Там, над улицей, висел вниз головой человек. В деловом костюме, одна нога подогнута, руки по швам. Присмотревшись, можно было заметить страховочный пояс типа тех, что используют альпинисты. Трос от пояса, пропущенный под брючиной вдоль прямой, как палка, ноги, был привязан к декоративному ограждению путепровода.
Об этом человеке она уже слышала: художник-перформансист, прозванный Падающим. За минувшую неделю он несколько раз объявлялся в разных районах города — болтался в воздухе под каким-нибудь сооружением, неизменно вверх тормашками, одетый в костюм, при галстуке, в начищенных ботинках. Разумеется, он воскрешал воспоминания — те минуты отчаяния в пылающих башнях, когда люди вываливались или поневоле выбрасывались из окон. Его видели свисающим с галереи в атриуме одного отеля. Полиция выпроводила его из концертного зала, а также из двух или трех жилых домов с террасами или свободным доступом на крышу.
Машины притормаживали. Люди, запрокинув лица, осыпали Падающего бранью: их возмущало зрелище, кукольный спектакль о людском отчаянии, о последнем невесомом вздохе тела и о том, что отлетает с этим вздохом. Последний вздох на глазах у всего мира, подумала она. Какая в этом ужасная публичность, такого мы еще не видели: одинокая падающая фигура, тело, которое сейчас окажется среди нас, и все будет кончено… А тут, подумала она, это превратили в балаган, мерзость какая, даже пробка образовалась… Разволновавшись, Лианна кинулась назад на вокзал.
Мать ждала на платформе, на нижнем ярусе, опираясь на трость.
— Я там просто не могла оставаться, — сказала она.

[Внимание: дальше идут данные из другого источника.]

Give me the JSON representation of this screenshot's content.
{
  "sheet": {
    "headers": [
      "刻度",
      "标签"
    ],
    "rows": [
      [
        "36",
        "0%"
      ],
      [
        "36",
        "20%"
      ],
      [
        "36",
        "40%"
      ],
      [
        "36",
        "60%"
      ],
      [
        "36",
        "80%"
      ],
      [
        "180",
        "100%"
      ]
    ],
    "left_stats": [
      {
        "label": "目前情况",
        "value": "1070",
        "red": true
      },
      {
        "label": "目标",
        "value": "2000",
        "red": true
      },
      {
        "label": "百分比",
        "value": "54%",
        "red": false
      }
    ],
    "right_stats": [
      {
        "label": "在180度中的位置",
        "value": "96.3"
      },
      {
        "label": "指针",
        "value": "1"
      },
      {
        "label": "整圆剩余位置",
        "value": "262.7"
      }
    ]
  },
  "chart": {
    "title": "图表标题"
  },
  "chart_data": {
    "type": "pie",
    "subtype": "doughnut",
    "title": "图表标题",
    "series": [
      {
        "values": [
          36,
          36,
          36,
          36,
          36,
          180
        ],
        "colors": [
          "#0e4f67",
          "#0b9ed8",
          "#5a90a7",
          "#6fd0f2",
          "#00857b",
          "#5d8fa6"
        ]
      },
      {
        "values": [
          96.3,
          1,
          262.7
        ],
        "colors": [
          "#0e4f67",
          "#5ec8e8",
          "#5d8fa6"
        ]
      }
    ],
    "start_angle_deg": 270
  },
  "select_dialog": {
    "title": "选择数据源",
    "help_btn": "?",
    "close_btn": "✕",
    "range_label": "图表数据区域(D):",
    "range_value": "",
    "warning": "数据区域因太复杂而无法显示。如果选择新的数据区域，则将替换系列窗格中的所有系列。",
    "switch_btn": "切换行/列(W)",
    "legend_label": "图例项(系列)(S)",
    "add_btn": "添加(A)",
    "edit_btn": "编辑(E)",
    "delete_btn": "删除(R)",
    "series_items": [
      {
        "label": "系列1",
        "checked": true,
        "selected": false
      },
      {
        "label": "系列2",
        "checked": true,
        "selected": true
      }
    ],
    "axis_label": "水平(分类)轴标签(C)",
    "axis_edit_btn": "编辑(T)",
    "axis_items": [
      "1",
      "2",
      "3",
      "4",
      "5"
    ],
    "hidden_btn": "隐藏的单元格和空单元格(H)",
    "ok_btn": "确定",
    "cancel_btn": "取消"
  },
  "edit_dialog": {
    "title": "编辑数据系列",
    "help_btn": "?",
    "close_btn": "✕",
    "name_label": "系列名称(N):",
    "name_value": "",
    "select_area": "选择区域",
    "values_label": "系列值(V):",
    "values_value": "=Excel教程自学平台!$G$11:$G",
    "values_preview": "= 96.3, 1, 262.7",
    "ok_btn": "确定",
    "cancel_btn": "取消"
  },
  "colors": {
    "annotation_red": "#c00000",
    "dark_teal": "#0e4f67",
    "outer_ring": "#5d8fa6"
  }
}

— Я думала, ты еще недельку побудешь, как минимум. Лучше уж там, чем здесь.
— Я хочу жить в своей квартире.
— А Мартин?
— Мартин все еще там. Мы все еще ругаемся. Я хочу сидеть в моем кресле и читать моих европейцев.
Лианна взяла у матери сумку, и они поднялись по эскалатору в главный зал, озаренный косыми столбами света, в которых роилась пыль, — лучами, пробивающимися через тимпаны на высоком потолке. У лестницы, ведущей на восточную галерею, человек двенадцать, собравшись вокруг экскурсовода, созерцали небосвод на потолке — созвездия из сусального золота, а рядом стоял охранник с собакой, и мать не преминула прокомментировать его одежду — к чему на Манхэттене камуфляжный рисунок «джунгли»?
— Люди уезжают, а ты вернулась.
— Никто не уезжает, — возразила мать. — Уезжают те, кто здесь по-настоящему и не жил.
— Должна сознаться, я сама подумывала. Забрать мальчика и уехать.
— Уши вянут! — сказала мать.
Даже в Нью-Йорке, произнесла она про себя. Конечно, не стоит пренебрегать второй строчкой хокку. Какая бы ни была эта строчка, в ней ключ к стихотворению. «Даже в Нью-Йорке… я тоскую по Нью-Йорку».
Она повела мать через зал и по переходу, чтобы выйти в трех кварталах севернее главного входа. Там уличное движение в норме, и можно будет поймать такси, и нигде не будет видно человека, который завис вниз головой в вечном падении на десятый день после самолетов.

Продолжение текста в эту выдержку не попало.